An irregular electrocardiogram (EKG or ECG) can be the result of problems with the test or problems with the patient's heart. This test measures electrical activity in the heart and provides a graph of the activity for review by a doctor. If a patient has an irregular EKG, the doctor may interview the patient and recommend some additional tests to learn more, with the goal of determining what, if anything, needs to be done for the patient.
In this test, a technician attaches electrodes to the chest and briefly records the heart's electrical activity. If the patient is stressed or nervous, the results may be skewed. Likewise if someone exercised before the test or moves during the test. Sometimes, the technician fails to attach the leads correctly and the signals from the heart are not reliably recorded. All of these factors will be considered when a patient has an irregular EKG.

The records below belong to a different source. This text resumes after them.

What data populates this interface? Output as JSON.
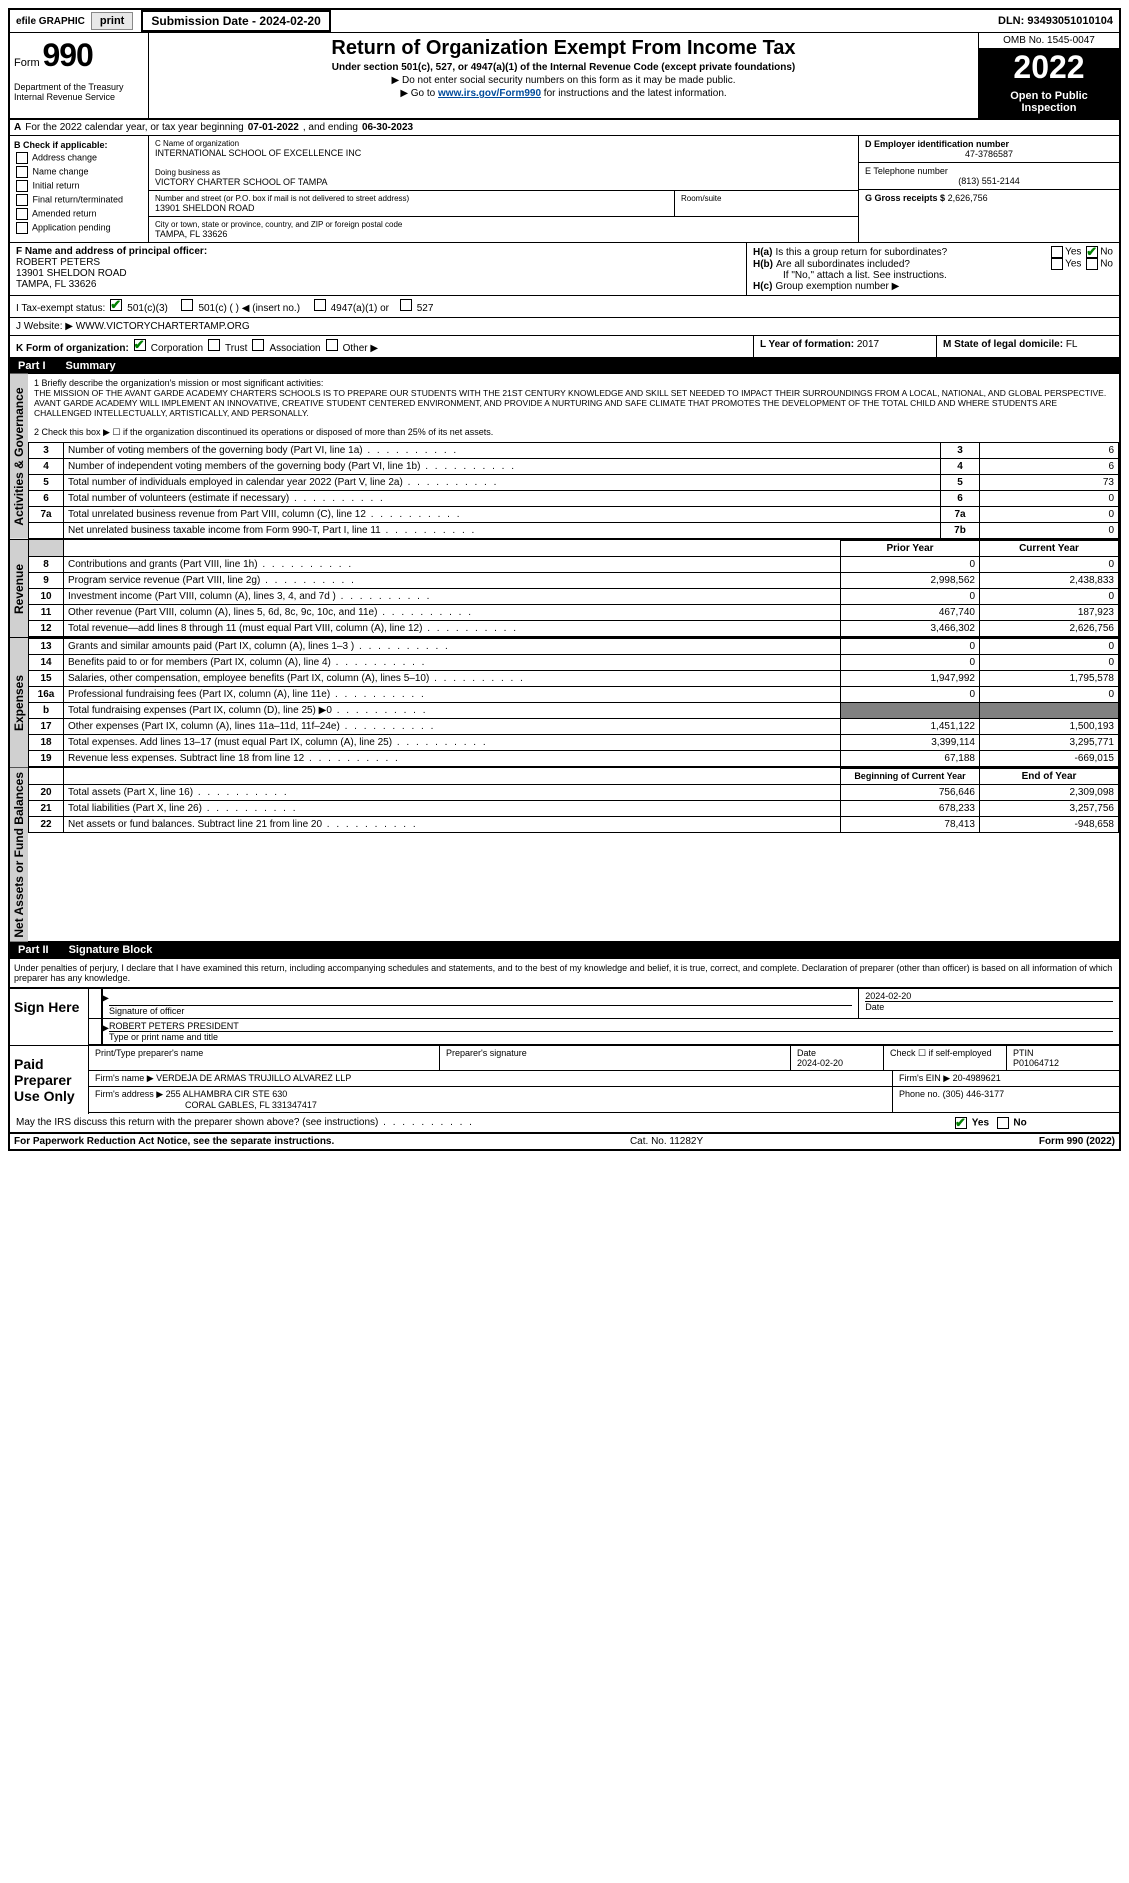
{
  "top": {
    "efile": "efile GRAPHIC",
    "print": "print",
    "submission_label": "Submission Date - ",
    "submission_date": "2024-02-20",
    "dln": "DLN: 93493051010104"
  },
  "header": {
    "form_word": "Form",
    "form_num": "990",
    "dept": "Department of the Treasury Internal Revenue Service",
    "title": "Return of Organization Exempt From Income Tax",
    "sub": "Under section 501(c), 527, or 4947(a)(1) of the Internal Revenue Code (except private foundations)",
    "nossn": "▶ Do not enter social security numbers on this form as it may be made public.",
    "goto_pre": "▶ Go to ",
    "goto_link": "www.irs.gov/Form990",
    "goto_post": " for instructions and the latest information.",
    "omb": "OMB No. 1545-0047",
    "year": "2022",
    "inspect": "Open to Public Inspection"
  },
  "lineA": {
    "a": "A",
    "text": "For the 2022 calendar year, or tax year beginning ",
    "begin": "07-01-2022",
    "mid": "   , and ending ",
    "end": "06-30-2023"
  },
  "colB": {
    "label": "B Check if applicable:",
    "addr": "Address change",
    "name": "Name change",
    "init": "Initial return",
    "final": "Final return/terminated",
    "amend": "Amended return",
    "app": "Application pending"
  },
  "colC": {
    "c_label": "C Name of organization",
    "org": "INTERNATIONAL SCHOOL OF EXCELLENCE INC",
    "dba_label": "Doing business as",
    "dba": "VICTORY CHARTER SCHOOL OF TAMPA",
    "street_label": "Number and street (or P.O. box if mail is not delivered to street address)",
    "room_label": "Room/suite",
    "street": "13901 SHELDON ROAD",
    "city_label": "City or town, state or province, country, and ZIP or foreign postal code",
    "city": "TAMPA, FL  33626"
  },
  "colD": {
    "d_label": "D Employer identification number",
    "ein": "47-3786587",
    "e_label": "E Telephone number",
    "phone": "(813) 551-2144",
    "g_label": "G Gross receipts $",
    "gross": "2,626,756"
  },
  "rowF": {
    "f_label": "F  Name and address of principal officer:",
    "name": "ROBERT PETERS",
    "addr1": "13901 SHELDON ROAD",
    "addr2": "TAMPA, FL  33626"
  },
  "rowH": {
    "ha": "H(a)",
    "ha_text": "Is this a group return for subordinates?",
    "hb": "H(b)",
    "hb_text": "Are all subordinates included?",
    "hb_note": "If \"No,\" attach a list. See instructions.",
    "hc": "H(c)",
    "hc_text": "Group exemption number ▶",
    "yes": "Yes",
    "no": "No"
  },
  "rowI": {
    "label": "I     Tax-exempt status:",
    "o1": "501(c)(3)",
    "o2": "501(c) (   ) ◀ (insert no.)",
    "o3": "4947(a)(1) or",
    "o4": "527"
  },
  "rowJ": {
    "label": "J    Website: ▶ ",
    "site": "WWW.VICTORYCHARTERTAMP.ORG"
  },
  "rowK": {
    "label": "K Form of organization:",
    "corp": "Corporation",
    "trust": "Trust",
    "assoc": "Association",
    "other": "Other ▶"
  },
  "rowL": {
    "l_label": "L Year of formation: ",
    "l_val": "2017",
    "m_label": "M State of legal domicile: ",
    "m_val": "FL"
  },
  "part1": {
    "part": "Part I",
    "title": "Summary",
    "sec_gov": "Activities & Governance",
    "sec_rev": "Revenue",
    "sec_exp": "Expenses",
    "sec_net": "Net Assets or Fund Balances",
    "line1_label": "1    Briefly describe the organization's mission or most significant activities:",
    "mission": "THE MISSION OF THE AVANT GARDE ACADEMY CHARTERS SCHOOLS IS TO PREPARE OUR STUDENTS WITH THE 21ST CENTURY KNOWLEDGE AND SKILL SET NEEDED TO IMPACT THEIR SURROUNDINGS FROM A LOCAL, NATIONAL, AND GLOBAL PERSPECTIVE. AVANT GARDE ACADEMY WILL IMPLEMENT AN INNOVATIVE, CREATIVE STUDENT CENTERED ENVIRONMENT, AND PROVIDE A NURTURING AND SAFE CLIMATE THAT PROMOTES THE DEVELOPMENT OF THE TOTAL CHILD AND WHERE STUDENTS ARE CHALLENGED INTELLECTUALLY, ARTISTICALLY, AND PERSONALLY.",
    "line2": "2    Check this box ▶ ☐ if the organization discontinued its operations or disposed of more than 25% of its net assets.",
    "rows_gov": [
      {
        "n": "3",
        "d": "Number of voting members of the governing body (Part VI, line 1a)",
        "box": "3",
        "v": "6"
      },
      {
        "n": "4",
        "d": "Number of independent voting members of the governing body (Part VI, line 1b)",
        "box": "4",
        "v": "6"
      },
      {
        "n": "5",
        "d": "Total number of individuals employed in calendar year 2022 (Part V, line 2a)",
        "box": "5",
        "v": "73"
      },
      {
        "n": "6",
        "d": "Total number of volunteers (estimate if necessary)",
        "box": "6",
        "v": "0"
      },
      {
        "n": "7a",
        "d": "Total unrelated business revenue from Part VIII, column (C), line 12",
        "box": "7a",
        "v": "0"
      },
      {
        "n": "",
        "d": "Net unrelated business taxable income from Form 990-T, Part I, line 11",
        "box": "7b",
        "v": "0"
      }
    ],
    "hdr_prior": "Prior Year",
    "hdr_curr": "Current Year",
    "rows_rev": [
      {
        "n": "8",
        "d": "Contributions and grants (Part VIII, line 1h)",
        "p": "0",
        "c": "0"
      },
      {
        "n": "9",
        "d": "Program service revenue (Part VIII, line 2g)",
        "p": "2,998,562",
        "c": "2,438,833"
      },
      {
        "n": "10",
        "d": "Investment income (Part VIII, column (A), lines 3, 4, and 7d )",
        "p": "0",
        "c": "0"
      },
      {
        "n": "11",
        "d": "Other revenue (Part VIII, column (A), lines 5, 6d, 8c, 9c, 10c, and 11e)",
        "p": "467,740",
        "c": "187,923"
      },
      {
        "n": "12",
        "d": "Total revenue—add lines 8 through 11 (must equal Part VIII, column (A), line 12)",
        "p": "3,466,302",
        "c": "2,626,756"
      }
    ],
    "rows_exp": [
      {
        "n": "13",
        "d": "Grants and similar amounts paid (Part IX, column (A), lines 1–3 )",
        "p": "0",
        "c": "0"
      },
      {
        "n": "14",
        "d": "Benefits paid to or for members (Part IX, column (A), line 4)",
        "p": "0",
        "c": "0"
      },
      {
        "n": "15",
        "d": "Salaries, other compensation, employee benefits (Part IX, column (A), lines 5–10)",
        "p": "1,947,992",
        "c": "1,795,578"
      },
      {
        "n": "16a",
        "d": "Professional fundraising fees (Part IX, column (A), line 11e)",
        "p": "0",
        "c": "0"
      },
      {
        "n": "b",
        "d": "Total fundraising expenses (Part IX, column (D), line 25) ▶0",
        "p": "",
        "c": "",
        "shaded": true
      },
      {
        "n": "17",
        "d": "Other expenses (Part IX, column (A), lines 11a–11d, 11f–24e)",
        "p": "1,451,122",
        "c": "1,500,193"
      },
      {
        "n": "18",
        "d": "Total expenses. Add lines 13–17 (must equal Part IX, column (A), line 25)",
        "p": "3,399,114",
        "c": "3,295,771"
      },
      {
        "n": "19",
        "d": "Revenue less expenses. Subtract line 18 from line 12",
        "p": "67,188",
        "c": "-669,015"
      }
    ],
    "hdr_begin": "Beginning of Current Year",
    "hdr_end": "End of Year",
    "rows_net": [
      {
        "n": "20",
        "d": "Total assets (Part X, line 16)",
        "p": "756,646",
        "c": "2,309,098"
      },
      {
        "n": "21",
        "d": "Total liabilities (Part X, line 26)",
        "p": "678,233",
        "c": "3,257,756"
      },
      {
        "n": "22",
        "d": "Net assets or fund balances. Subtract line 21 from line 20",
        "p": "78,413",
        "c": "-948,658"
      }
    ]
  },
  "part2": {
    "part": "Part II",
    "title": "Signature Block",
    "penalties": "Under penalties of perjury, I declare that I have examined this return, including accompanying schedules and statements, and to the best of my knowledge and belief, it is true, correct, and complete. Declaration of preparer (other than officer) is based on all information of which preparer has any knowledge.",
    "sign_here": "Sign Here",
    "sig_officer": "Signature of officer",
    "sig_date": "Date",
    "sig_date_val": "2024-02-20",
    "officer_name": "ROBERT PETERS  PRESIDENT",
    "type_name": "Type or print name and title",
    "paid": "Paid Preparer Use Only",
    "prep_name_label": "Print/Type preparer's name",
    "prep_sig_label": "Preparer's signature",
    "prep_date_label": "Date",
    "prep_date": "2024-02-20",
    "check_self": "Check ☐ if self-employed",
    "ptin_label": "PTIN",
    "ptin": "P01064712",
    "firm_name_label": "Firm's name     ▶",
    "firm_name": "VERDEJA DE ARMAS TRUJILLO ALVAREZ LLP",
    "firm_ein_label": "Firm's EIN ▶",
    "firm_ein": "20-4989621",
    "firm_addr_label": "Firm's address ▶",
    "firm_addr1": "255 ALHAMBRA CIR STE 630",
    "firm_addr2": "CORAL GABLES, FL  331347417",
    "phone_label": "Phone no.",
    "phone": "(305) 446-3177",
    "discuss": "May the IRS discuss this return with the preparer shown above? (see instructions)",
    "yes": "Yes",
    "no": "No"
  },
  "footer": {
    "left": "For Paperwork Reduction Act Notice, see the separate instructions.",
    "mid": "Cat. No. 11282Y",
    "right": "Form 990 (2022)"
  }
}
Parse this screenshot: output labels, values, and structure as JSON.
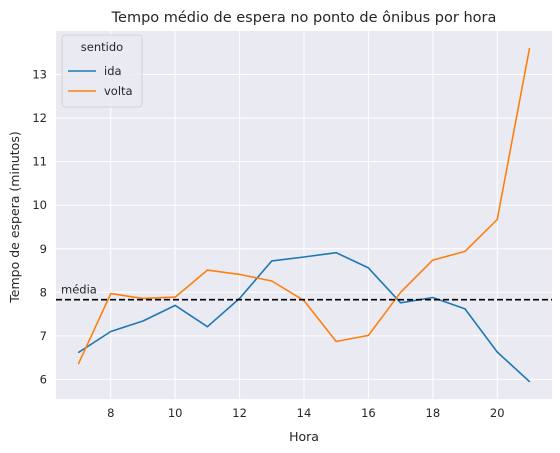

Heart abnormalities, whether congenital or acquired, may also lead to an irregular EKG. The patient could have heart block, where the electrical signals in the heart do not move smoothly and reliably through the heart, leading to irregular or mismatched contractions. Some patients have a rapid heart rate, known as tachycardia, or bradycardia, where the heart is beating too slowly. Sometimes, an irregular EKG is the result of premature contractions, a common phenomenon that is usually not a cause for concern, where the heartbeat is disrupted randomly and then returns to normal.
Having an irregular EKG does not necessarily mean there is a problem, and conversely, normal results do not always mean a patient is healthy. Sometimes, problems with the heart only appear at certain times, such as during exercise or periods of stress. If a patient is reporting heart problems, the doctor may recommend stress tests of the heart or request ambulatory monitoring, where the heart is recorded over several hours or days to see when the patient experiences problems.
A cardiologist can review an irregular EKG to find out more about the patient's heart rhythm and make treatment recommendations. The doctor will consider the patient's history and other symptoms. For example, athletes often have a low resting heart rate that would be considered bradycardia in another person. A competitive athlete with a healthy history probably does not need treatment for bradycardia, while a person with normal or low activity levels and the same heart rate is a cause for concern.